Are you curious about quantitative academic finance? Have you considered graduate study in finance? Are you working in an investment bank, money-management firm or hedge fund and you want to understand models better? Would you like to know what buzzwords like beta, risk premium, risk-neutral price, arbitrage, equity premium, and discount factor mean? This class is for you. We will see how one basic idea, price equals expected discounted payoff, unites everything - models that describe stocks, bonds, options, real investments, discrete time, continuous time, asset pricing, portfolio theory, and so forth.

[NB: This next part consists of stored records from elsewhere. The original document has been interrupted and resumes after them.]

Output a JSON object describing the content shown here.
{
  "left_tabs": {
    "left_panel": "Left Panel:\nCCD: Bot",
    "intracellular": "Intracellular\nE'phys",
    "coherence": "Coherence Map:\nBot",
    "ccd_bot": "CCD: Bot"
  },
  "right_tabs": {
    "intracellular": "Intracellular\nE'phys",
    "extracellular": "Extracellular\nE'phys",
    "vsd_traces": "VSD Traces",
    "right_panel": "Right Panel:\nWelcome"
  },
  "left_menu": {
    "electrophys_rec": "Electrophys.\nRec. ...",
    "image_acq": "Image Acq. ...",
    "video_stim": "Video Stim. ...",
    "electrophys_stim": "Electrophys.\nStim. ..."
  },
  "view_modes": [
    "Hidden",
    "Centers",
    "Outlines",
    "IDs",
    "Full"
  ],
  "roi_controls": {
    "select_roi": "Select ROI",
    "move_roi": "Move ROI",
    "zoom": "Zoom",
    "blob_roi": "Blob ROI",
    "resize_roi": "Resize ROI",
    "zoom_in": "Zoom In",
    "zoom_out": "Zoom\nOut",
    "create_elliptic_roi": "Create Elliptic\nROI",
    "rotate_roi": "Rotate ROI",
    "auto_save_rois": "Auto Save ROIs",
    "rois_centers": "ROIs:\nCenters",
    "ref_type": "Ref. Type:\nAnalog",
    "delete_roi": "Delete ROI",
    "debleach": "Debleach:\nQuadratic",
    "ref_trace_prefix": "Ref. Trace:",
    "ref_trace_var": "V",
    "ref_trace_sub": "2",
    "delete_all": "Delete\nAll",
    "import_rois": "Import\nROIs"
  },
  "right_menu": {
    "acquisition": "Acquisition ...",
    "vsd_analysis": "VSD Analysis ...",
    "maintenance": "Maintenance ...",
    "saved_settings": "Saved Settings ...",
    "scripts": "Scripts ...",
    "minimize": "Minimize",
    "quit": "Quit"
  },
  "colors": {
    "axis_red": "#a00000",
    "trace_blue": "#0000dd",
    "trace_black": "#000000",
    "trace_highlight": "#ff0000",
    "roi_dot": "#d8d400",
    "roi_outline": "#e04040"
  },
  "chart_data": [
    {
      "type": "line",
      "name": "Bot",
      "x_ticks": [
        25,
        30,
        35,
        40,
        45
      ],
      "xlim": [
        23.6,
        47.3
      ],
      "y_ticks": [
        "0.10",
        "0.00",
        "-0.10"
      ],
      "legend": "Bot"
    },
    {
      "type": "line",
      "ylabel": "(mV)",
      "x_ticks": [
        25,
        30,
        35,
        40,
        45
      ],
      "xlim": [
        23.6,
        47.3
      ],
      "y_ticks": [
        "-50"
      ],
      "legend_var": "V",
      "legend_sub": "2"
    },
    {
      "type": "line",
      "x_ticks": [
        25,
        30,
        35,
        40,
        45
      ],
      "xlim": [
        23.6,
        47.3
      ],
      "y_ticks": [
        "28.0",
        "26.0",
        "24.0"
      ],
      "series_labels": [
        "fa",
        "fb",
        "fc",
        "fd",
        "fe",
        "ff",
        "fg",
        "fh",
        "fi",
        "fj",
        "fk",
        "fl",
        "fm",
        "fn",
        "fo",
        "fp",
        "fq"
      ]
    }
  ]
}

The course freely uses calculus and basic linear algebra, plus simple statistics — you should know what a random variable is, an expectation, and basic time series such as an AR(1). Knowing how to use a computer and run a regression is useful.
The course will walk you through broad range of finance topics, including continuous-time overview, facts, classic issues, discount factor, mean-variance frontier, factor pricing models, GMM, Fama-French model and performance evaluation, econometrics of classical linear models, time series predictability, options, bonds, as well as lectures on interaction between equity premium, macroeconomics and asset pricing.
Prerequisites: Calculus, basic linear algebra, and simple statistics.
Target Audience: Undergraduate and graduate students interested in academic finance; investment bank, money-management firm and hedge fund employees; anyone eager to understand asset pricing better.
Course is offered by The University of Chicago Booth School of Business.